Although numerous papers in the LC/MS literature discuss matrix effects [19-29], we believe that assessing its importance during initial assay development has not been sufficiently emphasized in the research community. A current search of the LC/MS literature  suggests that in manuscripts describing quantitative analysis from plasma, matrix effects are mentioned in only 20% of them, and are the subject of more in depth focus (appearing in the title, abstract, or keyword) in less than 5%. So, it is very important to discuss the details of matrix effects in every LC-MS analysis. Moreover, those informations may be useful for further advanced research works.
Though the present manuscript emphasizes on the role of ionization mode via polarity switching on evaluation and determination of ME, but there are secondary parameters which are responsible in this abnormality. This different nature of ME was not only related with the polarity, but the mobile phase composition and its pH, might also play a very important role.
From the experiments described in this experimental section, it was observed that the positive polarity in ESI interface was more prone to matrix effects as compared with its negative polarity. Moreover, matrix effects may cause irreproducibility of analytical data. So, where complete elimination of matrix effect is not possible, in those cases determination of matrix factor is must. In this experiment it was showed that the analytical method for analysis of enalapril with metabolite in positive polarity was not free from matrix effects, but the CV of MF was within 15%, therefore the ion formation and detection was consistent. On the other hand, from the experiment it was revealed that there were minor matrix effects in negative polarity for the analysis of the same molecules. The information presented in this manuscript can greatly improve the method development approaches using LC-MS/MS and make the analysis more reliable.
The effect of co-eluting compounds arising from the matrix can result in signal enhancement or suppression in LC–MS/MS analyses.
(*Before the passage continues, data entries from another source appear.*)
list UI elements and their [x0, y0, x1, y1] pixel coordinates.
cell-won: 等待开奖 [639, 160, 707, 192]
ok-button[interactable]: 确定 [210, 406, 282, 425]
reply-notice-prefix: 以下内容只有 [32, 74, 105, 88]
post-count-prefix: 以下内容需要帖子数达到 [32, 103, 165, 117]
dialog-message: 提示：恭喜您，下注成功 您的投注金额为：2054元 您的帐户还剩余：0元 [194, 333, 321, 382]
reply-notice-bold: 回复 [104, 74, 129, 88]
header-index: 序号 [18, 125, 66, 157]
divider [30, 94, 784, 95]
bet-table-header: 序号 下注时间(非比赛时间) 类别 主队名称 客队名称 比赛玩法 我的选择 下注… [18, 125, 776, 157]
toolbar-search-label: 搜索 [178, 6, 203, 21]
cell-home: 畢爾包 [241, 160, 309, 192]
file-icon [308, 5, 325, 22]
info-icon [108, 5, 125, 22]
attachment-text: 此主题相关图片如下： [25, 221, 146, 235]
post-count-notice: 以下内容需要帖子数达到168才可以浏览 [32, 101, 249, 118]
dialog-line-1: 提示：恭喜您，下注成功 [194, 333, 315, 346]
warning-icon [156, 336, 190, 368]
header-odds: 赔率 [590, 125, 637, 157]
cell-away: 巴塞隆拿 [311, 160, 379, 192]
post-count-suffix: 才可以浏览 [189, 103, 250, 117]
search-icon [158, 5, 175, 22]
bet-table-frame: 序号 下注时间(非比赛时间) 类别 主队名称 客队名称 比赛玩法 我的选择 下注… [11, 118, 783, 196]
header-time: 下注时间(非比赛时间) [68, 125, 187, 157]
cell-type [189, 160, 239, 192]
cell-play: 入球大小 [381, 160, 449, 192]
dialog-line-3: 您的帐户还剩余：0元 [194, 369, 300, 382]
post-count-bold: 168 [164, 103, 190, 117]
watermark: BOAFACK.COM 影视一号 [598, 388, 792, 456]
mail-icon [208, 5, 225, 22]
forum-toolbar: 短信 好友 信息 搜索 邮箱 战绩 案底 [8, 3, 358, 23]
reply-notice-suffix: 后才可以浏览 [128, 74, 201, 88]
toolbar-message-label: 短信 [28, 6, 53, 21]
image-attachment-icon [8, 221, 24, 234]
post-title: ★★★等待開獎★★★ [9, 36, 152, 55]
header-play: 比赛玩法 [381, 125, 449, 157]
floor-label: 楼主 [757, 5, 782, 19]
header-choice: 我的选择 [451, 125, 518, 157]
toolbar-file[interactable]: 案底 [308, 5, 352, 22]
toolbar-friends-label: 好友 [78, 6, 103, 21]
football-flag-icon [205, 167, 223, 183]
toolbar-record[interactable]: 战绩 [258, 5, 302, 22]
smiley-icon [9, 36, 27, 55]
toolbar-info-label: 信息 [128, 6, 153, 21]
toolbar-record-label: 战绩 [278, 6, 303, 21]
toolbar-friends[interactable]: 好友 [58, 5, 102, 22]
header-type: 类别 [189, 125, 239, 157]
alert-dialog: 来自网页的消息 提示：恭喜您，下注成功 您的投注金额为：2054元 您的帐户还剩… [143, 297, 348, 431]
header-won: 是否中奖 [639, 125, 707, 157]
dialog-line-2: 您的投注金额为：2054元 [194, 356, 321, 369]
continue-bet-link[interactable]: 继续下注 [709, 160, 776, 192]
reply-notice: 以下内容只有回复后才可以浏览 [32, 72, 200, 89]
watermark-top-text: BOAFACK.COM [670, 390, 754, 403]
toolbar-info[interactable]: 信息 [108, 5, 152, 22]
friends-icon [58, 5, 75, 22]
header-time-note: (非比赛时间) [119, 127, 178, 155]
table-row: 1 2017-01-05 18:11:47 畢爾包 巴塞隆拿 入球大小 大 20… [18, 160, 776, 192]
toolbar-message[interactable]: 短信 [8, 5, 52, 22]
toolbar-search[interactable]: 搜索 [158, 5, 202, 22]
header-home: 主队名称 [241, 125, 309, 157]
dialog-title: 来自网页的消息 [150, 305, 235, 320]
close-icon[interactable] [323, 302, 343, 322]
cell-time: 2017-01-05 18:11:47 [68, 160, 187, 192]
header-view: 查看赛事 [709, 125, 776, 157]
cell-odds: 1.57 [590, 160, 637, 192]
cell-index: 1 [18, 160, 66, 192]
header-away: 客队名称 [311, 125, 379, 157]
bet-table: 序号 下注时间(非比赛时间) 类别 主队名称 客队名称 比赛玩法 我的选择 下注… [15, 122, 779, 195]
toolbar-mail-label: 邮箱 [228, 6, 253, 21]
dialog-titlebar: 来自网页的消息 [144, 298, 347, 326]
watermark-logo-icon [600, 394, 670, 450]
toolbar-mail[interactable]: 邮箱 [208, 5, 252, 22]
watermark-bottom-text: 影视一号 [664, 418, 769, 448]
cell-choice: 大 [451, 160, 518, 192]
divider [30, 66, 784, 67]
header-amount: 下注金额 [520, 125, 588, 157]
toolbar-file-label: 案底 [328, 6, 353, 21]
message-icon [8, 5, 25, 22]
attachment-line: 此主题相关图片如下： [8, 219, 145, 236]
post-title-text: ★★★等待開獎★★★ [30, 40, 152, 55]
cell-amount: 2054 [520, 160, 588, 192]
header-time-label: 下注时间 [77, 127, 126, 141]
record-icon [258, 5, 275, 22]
When matrix compounds and analytes enter the source at the same time, competition for ionization arises, and signals of analytes are affected, where analyte signal is attenuated by competition from the ionization of bulk ions inside the solution droplets [31,32]. In this way, matrix effect can affect the reproducibility and accuracy of the method. During method development matrix effect should be evaluated, and if necessary eliminated as much as possible. In the present work, matrix effect is evaluated during method development. Matrix suppression was high; consequently, different approaches were tested in view of minimizing matrix effects. If a molecule ionizes in both the polarity, then by switching the polarity, matrix effects can be minimized/ removed provided the generated ions in both the polarity should be sufficient, consistent and stable. If the method is not free from matrix effects, then it is must to evaluate and determine the matrix effects in term of matrix factor. Since there is no specific guidelines for acceptance criteria of matrix effects, so methods with CV of MF less than 15%, can be considered as a reproducible method and that method can be applied for further studies.